There were rabbis who dissented from the official view. There were also members of the organization who now lined up on Jacobs’ behalf, and decided that if he could not get a United Synagogue job, they would establish an independent body to which he could minister.
At that moment, there was a delicious irony at work. The St John’s Wood synagogue, in north-west London, was about to move to a new building, and its old premises were for sale. Without anyone in the United Synagogue realizing it, the former building was bought for Jacobs, where he set up what became known as the New London synagogue, run in every way on the United Synagogue’s Orthodox lines.
The move enabled Jacobs to serve as an Orthodox rabbi, independent of the chief rabbi. His services were the same as the ones at New West End had been; he wore the same canonicals. As was the Orthodox (but not the Reform or Liberal) practice, men and women sat separately. He had a choir.
This arrangement served as a happy compromise, and before long the affair died down. In 1967, after a new chief rabbi, Immanuel (later Lord) Jakobovits, was appointed, he and Jacobs met frequently, though Jacobs never returned to his old fold. He did not need to. The New London synagogue had spawned a new movement. Masorti (Hebrew for “tradition”) synagogues were opened in a number of London suburbs and Manchester. They were loosely based on the American Conservative movement, but were much closer to modern – as distinct from fundamental – Orthodoxy. By 2001, there were seven Masorti congregations.
After the Jacobs Affair, Jacobs also became a visiting professor at Lancaster University and Harvard, and took a doctorate in Hebrew Letters. He was made a CBE in 1990. He stayed in his pulpit until his 81st birthday in 2001; he always said that he was happier in that job than he ever would have been as chief rabbi.
His wife, Shulamit, whom he married in 1947, died last year. He is survived by two sons and a daughter.
Rabbi Jonathan Romain writes: Louis Jacobs was often described as the greatest chief rabbi that British Jewry never had. It reflected the fact that he was the community’s one world-class scholar and a man who lost the chance to be chief rabbi because he put intellectual integrity above religious orthodoxy.
Jacobs’ stand for a mixture of faith and reason inspired thousands of Jews who felt unable to accept religious fundamentalism but still valued their Jewish heritage.
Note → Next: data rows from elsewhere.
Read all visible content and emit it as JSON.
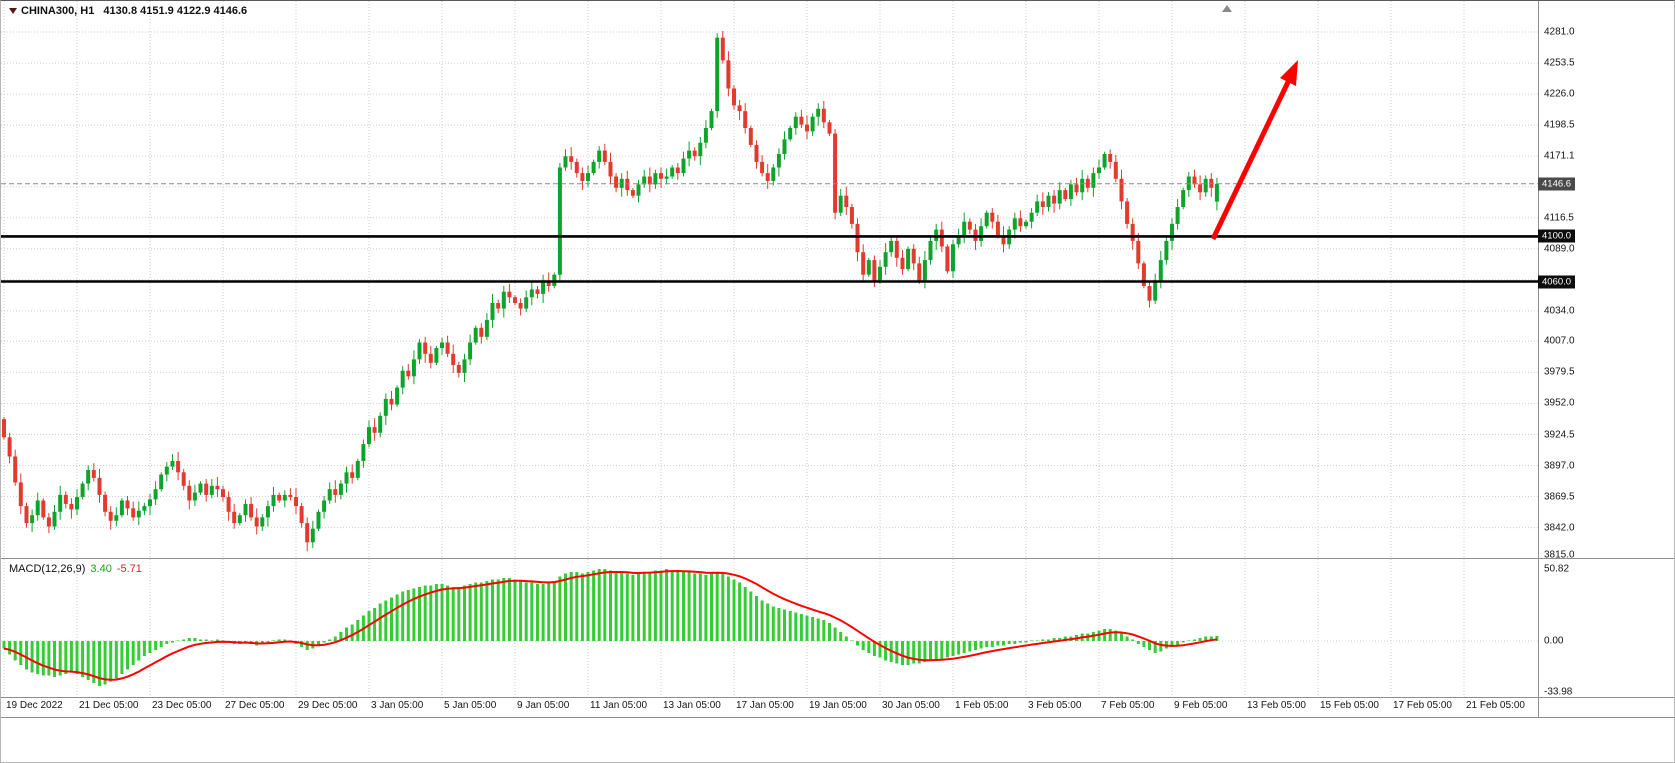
{
  "header": {
    "symbol_timeframe": "CHINA300, H1",
    "ohlc": "4130.8 4151.9 4122.9 4146.6"
  },
  "price_axis": {
    "tick_labels": [
      "4281.0",
      "4253.5",
      "4226.0",
      "4198.5",
      "4171.1",
      "4116.5",
      "4089.0",
      "4034.0",
      "4007.0",
      "3979.5",
      "3952.0",
      "3924.5",
      "3897.0",
      "3869.5",
      "3842.0",
      "3815.0"
    ],
    "hidden_grid_values": [
      4144.0,
      4061.5
    ],
    "badges": [
      {
        "name": "current-price-badge",
        "text": "4146.6",
        "value": 4146.6,
        "bg": "#4a4a4a"
      },
      {
        "name": "hline-badge-4100",
        "text": "4100.0",
        "value": 4100.0,
        "bg": "#0d0d0d"
      },
      {
        "name": "hline-badge-4060",
        "text": "4060.0",
        "value": 4060.0,
        "bg": "#0d0d0d"
      }
    ]
  },
  "time_axis": {
    "labels": [
      "19 Dec 2022",
      "21 Dec 05:00",
      "23 Dec 05:00",
      "27 Dec 05:00",
      "29 Dec 05:00",
      "3 Jan 05:00",
      "5 Jan 05:00",
      "9 Jan 05:00",
      "11 Jan 05:00",
      "13 Jan 05:00",
      "17 Jan 05:00",
      "19 Jan 05:00",
      "30 Jan 05:00",
      "1 Feb 05:00",
      "3 Feb 05:00",
      "7 Feb 05:00",
      "9 Feb 05:00",
      "13 Feb 05:00",
      "15 Feb 05:00",
      "17 Feb 05:00",
      "21 Feb 05:00"
    ]
  },
  "macd_panel": {
    "label": "MACD(12,26,9)",
    "value_main": "3.40",
    "value_signal": "-5.71",
    "axis_labels": [
      "50.82",
      "0.00",
      "-33.98"
    ]
  },
  "annotations": {
    "arrow": {
      "type": "trend-arrow",
      "color": "#ff0000",
      "direction": "up-right",
      "from_price": 4100.0,
      "to_price": 4250.0
    },
    "horizontal_lines": [
      {
        "price": 4100.0,
        "color": "#000000"
      },
      {
        "price": 4060.0,
        "color": "#000000"
      }
    ],
    "current_price_line": {
      "price": 4146.6,
      "style": "dashed"
    }
  },
  "colors": {
    "bull": "#0fa32c",
    "bear": "#e23a2e",
    "macd_hist": "#35cc35",
    "macd_signal": "#ff0000",
    "grid": "#cfcfcf",
    "hline": "#000000",
    "price_line": "#8a8a8a",
    "arrow": "#ff0000",
    "shift_marker": "#8a8a8a"
  },
  "chart_data": [
    {
      "id": "price",
      "type": "candlestick",
      "title": "CHINA300 H1",
      "ylim": [
        3815.0,
        4281.0
      ],
      "y_tick_step": 27.5,
      "bars_per_x_tick": 13,
      "first_open": 3938,
      "closes": [
        3922,
        3905,
        3882,
        3861,
        3846,
        3853,
        3866,
        3851,
        3843,
        3856,
        3871,
        3863,
        3858,
        3869,
        3881,
        3893,
        3886,
        3871,
        3856,
        3848,
        3853,
        3866,
        3859,
        3851,
        3857,
        3861,
        3867,
        3876,
        3889,
        3896,
        3901,
        3891,
        3879,
        3866,
        3873,
        3881,
        3871,
        3879,
        3876,
        3869,
        3856,
        3846,
        3853,
        3863,
        3851,
        3843,
        3851,
        3861,
        3871,
        3866,
        3871,
        3869,
        3861,
        3846,
        3829,
        3841,
        3856,
        3866,
        3876,
        3871,
        3881,
        3891,
        3886,
        3901,
        3916,
        3931,
        3926,
        3941,
        3956,
        3951,
        3966,
        3981,
        3976,
        3991,
        4006,
        3996,
        3988,
        4001,
        4006,
        3996,
        3986,
        3979,
        3991,
        4006,
        4019,
        4011,
        4026,
        4041,
        4036,
        4051,
        4046,
        4041,
        4036,
        4046,
        4053,
        4049,
        4061,
        4056,
        4066,
        4161,
        4171,
        4166,
        4156,
        4149,
        4156,
        4166,
        4176,
        4166,
        4153,
        4143,
        4151,
        4141,
        4136,
        4146,
        4153,
        4146,
        4156,
        4151,
        4153,
        4161,
        4156,
        4169,
        4176,
        4171,
        4183,
        4196,
        4211,
        4276,
        4256,
        4231,
        4216,
        4211,
        4196,
        4181,
        4166,
        4156,
        4149,
        4161,
        4173,
        4186,
        4196,
        4206,
        4199,
        4193,
        4206,
        4213,
        4201,
        4191,
        4121,
        4136,
        4126,
        4111,
        4086,
        4066,
        4079,
        4061,
        4073,
        4086,
        4096,
        4081,
        4071,
        4089,
        4076,
        4061,
        4079,
        4096,
        4106,
        4091,
        4069,
        4093,
        4101,
        4113,
        4106,
        4096,
        4109,
        4121,
        4113,
        4101,
        4093,
        4106,
        4116,
        4109,
        4113,
        4121,
        4131,
        4126,
        4136,
        4129,
        4141,
        4133,
        4146,
        4139,
        4151,
        4143,
        4156,
        4161,
        4173,
        4166,
        4151,
        4131,
        4111,
        4096,
        4076,
        4056,
        4043,
        4061,
        4079,
        4096,
        4111,
        4126,
        4141,
        4153,
        4146,
        4139,
        4151,
        4143,
        4146.6
      ],
      "last_candle_ohlc": [
        4130.8,
        4151.9,
        4122.9,
        4146.6
      ],
      "levels": [
        4100.0,
        4060.0
      ],
      "current_price": 4146.6
    },
    {
      "id": "macd",
      "type": "bar",
      "title": "MACD(12,26,9)",
      "axis_ticks": [
        50.82,
        0.0,
        -33.98
      ],
      "last_main": 3.4,
      "last_signal": -5.71,
      "signal_method": "ema9",
      "values": [
        -5,
        -9,
        -13,
        -16,
        -19,
        -21,
        -22,
        -23,
        -23,
        -24,
        -23,
        -22,
        -21,
        -22,
        -24,
        -26,
        -28,
        -30,
        -29,
        -27,
        -25,
        -22,
        -19,
        -16,
        -13,
        -10,
        -8,
        -6,
        -4,
        -2,
        -1,
        0,
        1,
        2,
        2,
        1,
        1,
        0,
        1,
        0,
        -1,
        -2,
        -2,
        -1,
        -2,
        -3,
        -2,
        -1,
        0,
        1,
        1,
        0,
        -2,
        -4,
        -6,
        -5,
        -3,
        -1,
        1,
        3,
        6,
        9,
        11,
        14,
        17,
        20,
        22,
        25,
        27,
        29,
        31,
        33,
        34,
        35,
        36,
        37,
        37,
        38,
        38,
        37,
        36,
        36,
        37,
        38,
        39,
        39,
        40,
        41,
        41,
        42,
        42,
        41,
        40,
        39,
        39,
        38,
        38,
        39,
        40,
        43,
        45,
        46,
        46,
        45,
        46,
        47,
        48,
        48,
        47,
        46,
        46,
        45,
        44,
        45,
        46,
        46,
        47,
        47,
        48,
        47,
        47,
        46,
        46,
        45,
        45,
        44,
        45,
        46,
        45,
        43,
        41,
        39,
        36,
        33,
        30,
        27,
        25,
        23,
        22,
        21,
        20,
        19,
        18,
        17,
        16,
        15,
        14,
        12,
        9,
        6,
        3,
        0,
        -3,
        -6,
        -8,
        -10,
        -11,
        -13,
        -14,
        -15,
        -16,
        -16,
        -15,
        -15,
        -14,
        -13,
        -12,
        -12,
        -11,
        -10,
        -9,
        -8,
        -7,
        -6,
        -5,
        -4,
        -4,
        -3,
        -3,
        -2,
        -2,
        -1,
        -1,
        0,
        0,
        1,
        1,
        2,
        2,
        3,
        3,
        4,
        5,
        5,
        6,
        7,
        8,
        8,
        7,
        5,
        3,
        1,
        -2,
        -4,
        -6,
        -8,
        -7,
        -5,
        -4,
        -3,
        -1,
        0,
        1,
        2,
        3,
        3,
        3.4
      ]
    }
  ]
}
It was for this reason that when the Jewish Chronicle conducted a survey to mark the 350th anniversary of the re-admission of the Jews to England in 1656 – and to establish who was “the greatest British Jew” of the last three and a half centuries – Jacobs emerged as the clear winner.
The comments of those who voted for him indicate the power of his appeal: “he combines immense erudition with the ability to inspire … he has shown it is possible to be Orthodox without being superstitious.” They also referred to his humility and grace.
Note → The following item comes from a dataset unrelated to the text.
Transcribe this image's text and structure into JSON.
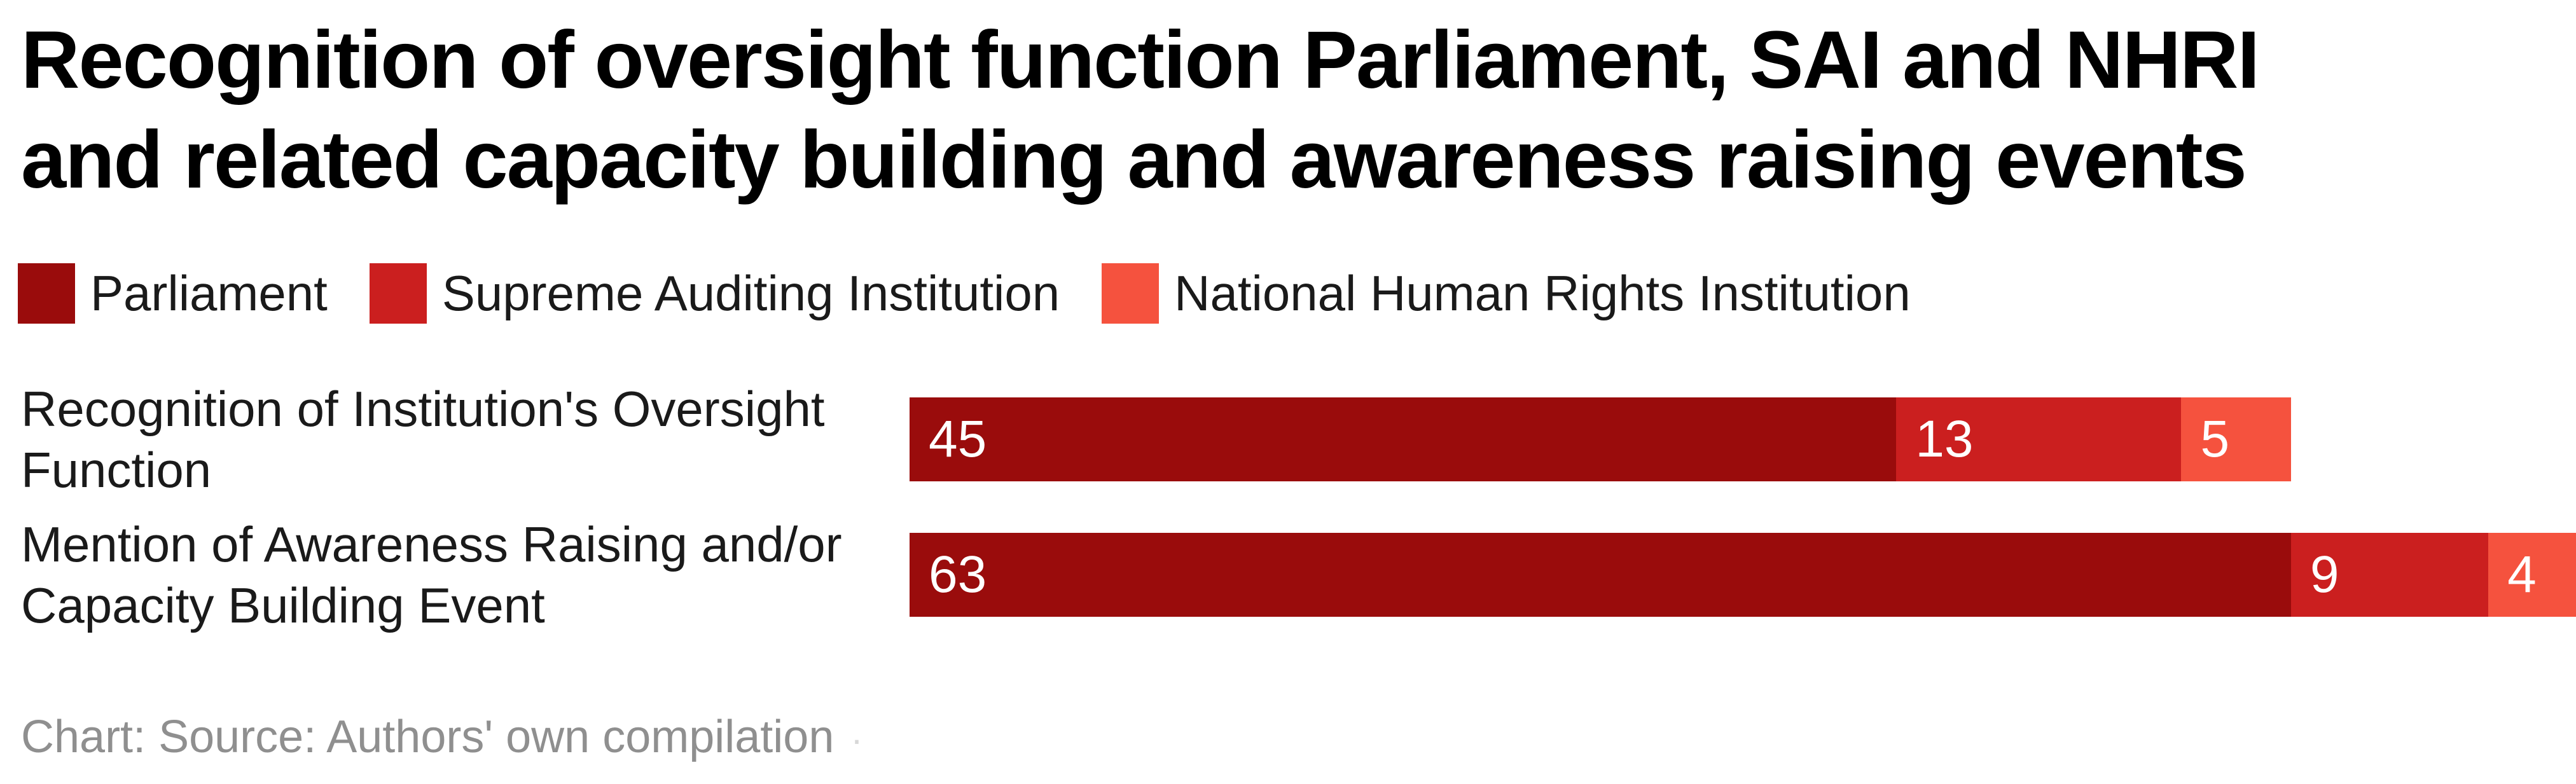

Many described him as important to their own spirituality: his writings “help many of us stay practising believing Jews, where fundamentalist Judaism as expressed by many establishment rabbis would have turned us away from both practice and belief.”
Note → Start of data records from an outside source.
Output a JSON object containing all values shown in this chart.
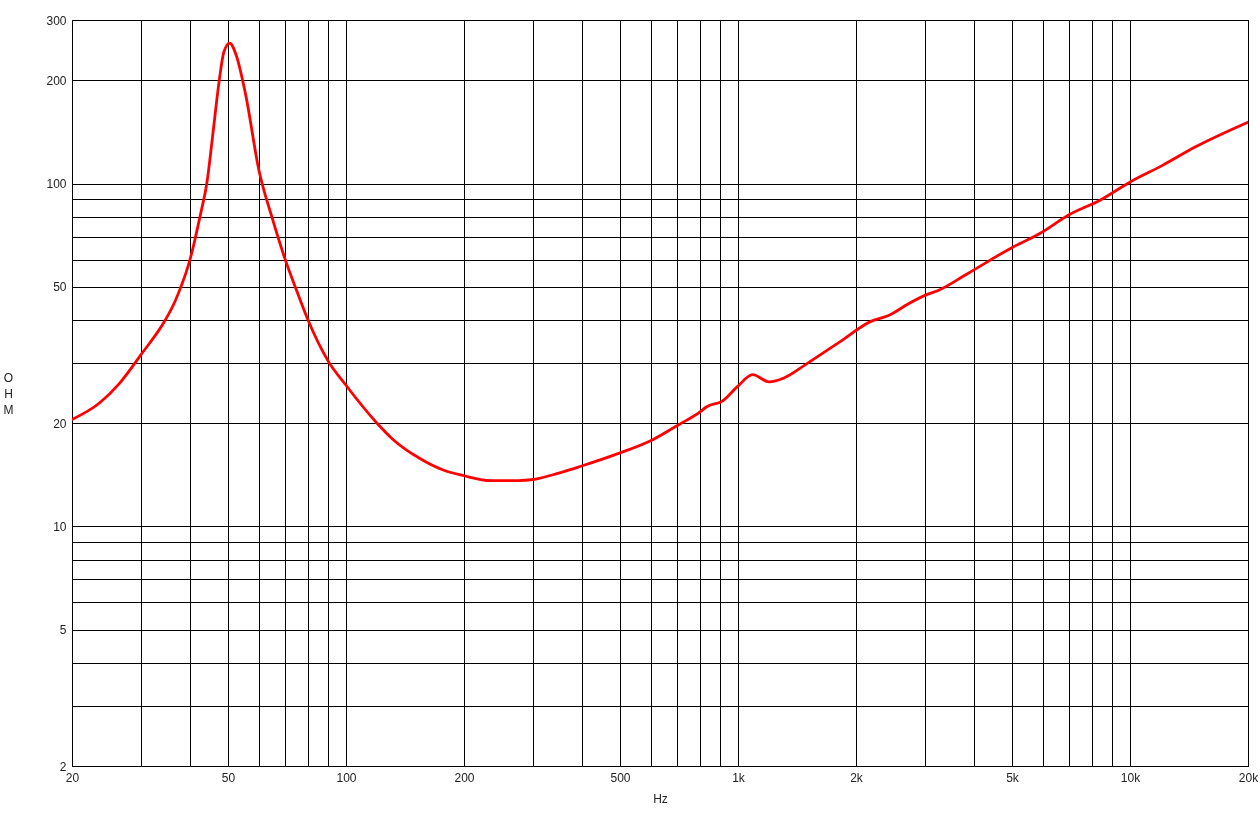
{
  "chart_data": {
    "type": "line",
    "xlabel": "Hz",
    "ylabel": "OHM",
    "log": "xy",
    "grid": true,
    "line_style": "solid",
    "xlim": [
      20,
      20000
    ],
    "ylim": [
      2,
      300
    ],
    "xticks": [
      20,
      {
        "value": 30,
        "label": null
      },
      {
        "value": 40,
        "label": null
      },
      50,
      {
        "value": 60,
        "label": null
      },
      {
        "value": 70,
        "label": null
      },
      {
        "value": 80,
        "label": null
      },
      {
        "value": 90,
        "label": null
      },
      100,
      200,
      {
        "value": 300,
        "label": null
      },
      {
        "value": 400,
        "label": null
      },
      500,
      {
        "value": 600,
        "label": null
      },
      {
        "value": 700,
        "label": null
      },
      {
        "value": 800,
        "label": null
      },
      {
        "value": 900,
        "label": null
      },
      {
        "value": 1000,
        "label": "1k"
      },
      {
        "value": 2000,
        "label": "2k"
      },
      {
        "value": 3000,
        "label": null
      },
      {
        "value": 4000,
        "label": null
      },
      {
        "value": 5000,
        "label": "5k"
      },
      {
        "value": 6000,
        "label": null
      },
      {
        "value": 7000,
        "label": null
      },
      {
        "value": 8000,
        "label": null
      },
      {
        "value": 9000,
        "label": null
      },
      {
        "value": 10000,
        "label": "10k"
      },
      {
        "value": 20000,
        "label": "20k"
      }
    ],
    "yticks": [
      2,
      {
        "value": 3,
        "label": null
      },
      {
        "value": 4,
        "label": null
      },
      5,
      {
        "value": 6,
        "label": null
      },
      {
        "value": 7,
        "label": null
      },
      {
        "value": 8,
        "label": null
      },
      {
        "value": 9,
        "label": null
      },
      10,
      20,
      {
        "value": 30,
        "label": null
      },
      {
        "value": 40,
        "label": null
      },
      50,
      {
        "value": 60,
        "label": null
      },
      {
        "value": 70,
        "label": null
      },
      {
        "value": 80,
        "label": null
      },
      {
        "value": 90,
        "label": null
      },
      100,
      200,
      300
    ],
    "x": [
      20,
      23.5,
      26.4,
      30,
      34.6,
      36.4,
      38,
      39,
      40,
      41.1,
      42.1,
      43,
      43.8,
      44.2,
      45.7,
      47.5,
      48.8,
      50.5,
      52.4,
      55.4,
      60,
      64.9,
      70,
      75.2,
      80,
      90,
      100,
      120,
      132,
      154,
      177,
      200,
      234,
      275,
      300,
      349,
      399,
      494,
      606,
      706,
      802,
      830,
      912,
      998,
      1090,
      1200,
      1310,
      1490,
      1810,
      2190,
      2420,
      2730,
      3040,
      3230,
      3840,
      4970,
      5900,
      6990,
      8410,
      9940,
      12100,
      14700,
      20000
    ],
    "series": [
      {
        "color": "#ff0000",
        "values": [
          20.5,
          22.9,
          26.1,
          31.7,
          40,
          44.6,
          50.3,
          54.6,
          60,
          68,
          77,
          86,
          95,
          101,
          138,
          200,
          242,
          257,
          238,
          183,
          109,
          79,
          60,
          48,
          40,
          30.4,
          25.8,
          20,
          17.9,
          15.8,
          14.6,
          14.05,
          13.6,
          13.6,
          13.7,
          14.3,
          15,
          16.3,
          17.9,
          19.8,
          21.6,
          22.3,
          23.2,
          25.6,
          27.7,
          26.4,
          27.1,
          29.7,
          34.4,
          39.7,
          41.2,
          44.7,
          47.5,
          48.7,
          54.5,
          64.8,
          71.6,
          81.1,
          89.6,
          100.6,
          113,
          128,
          151
        ]
      }
    ]
  }
}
One remarkable testimony declared: “As an Orthodox rabbi, it is a sad state but I have to keep my identity confidential for obvious reasons. Without Rabbi Jacobs’ inspiration I, and I am sure many others, would have lost our sanity having to work within the intellectual boundaries imposed on us. However, I have often recommended Rabbi Jacobs’ books to congregants who share the same doubts as I had. His contribution to Anglo-Jewry is immense and will be recognized for centuries to come. It is good to show my support by a secret ballot.”
Louis Jacobs, rabbi and theologian, born July 17 1920; died July 1 2006.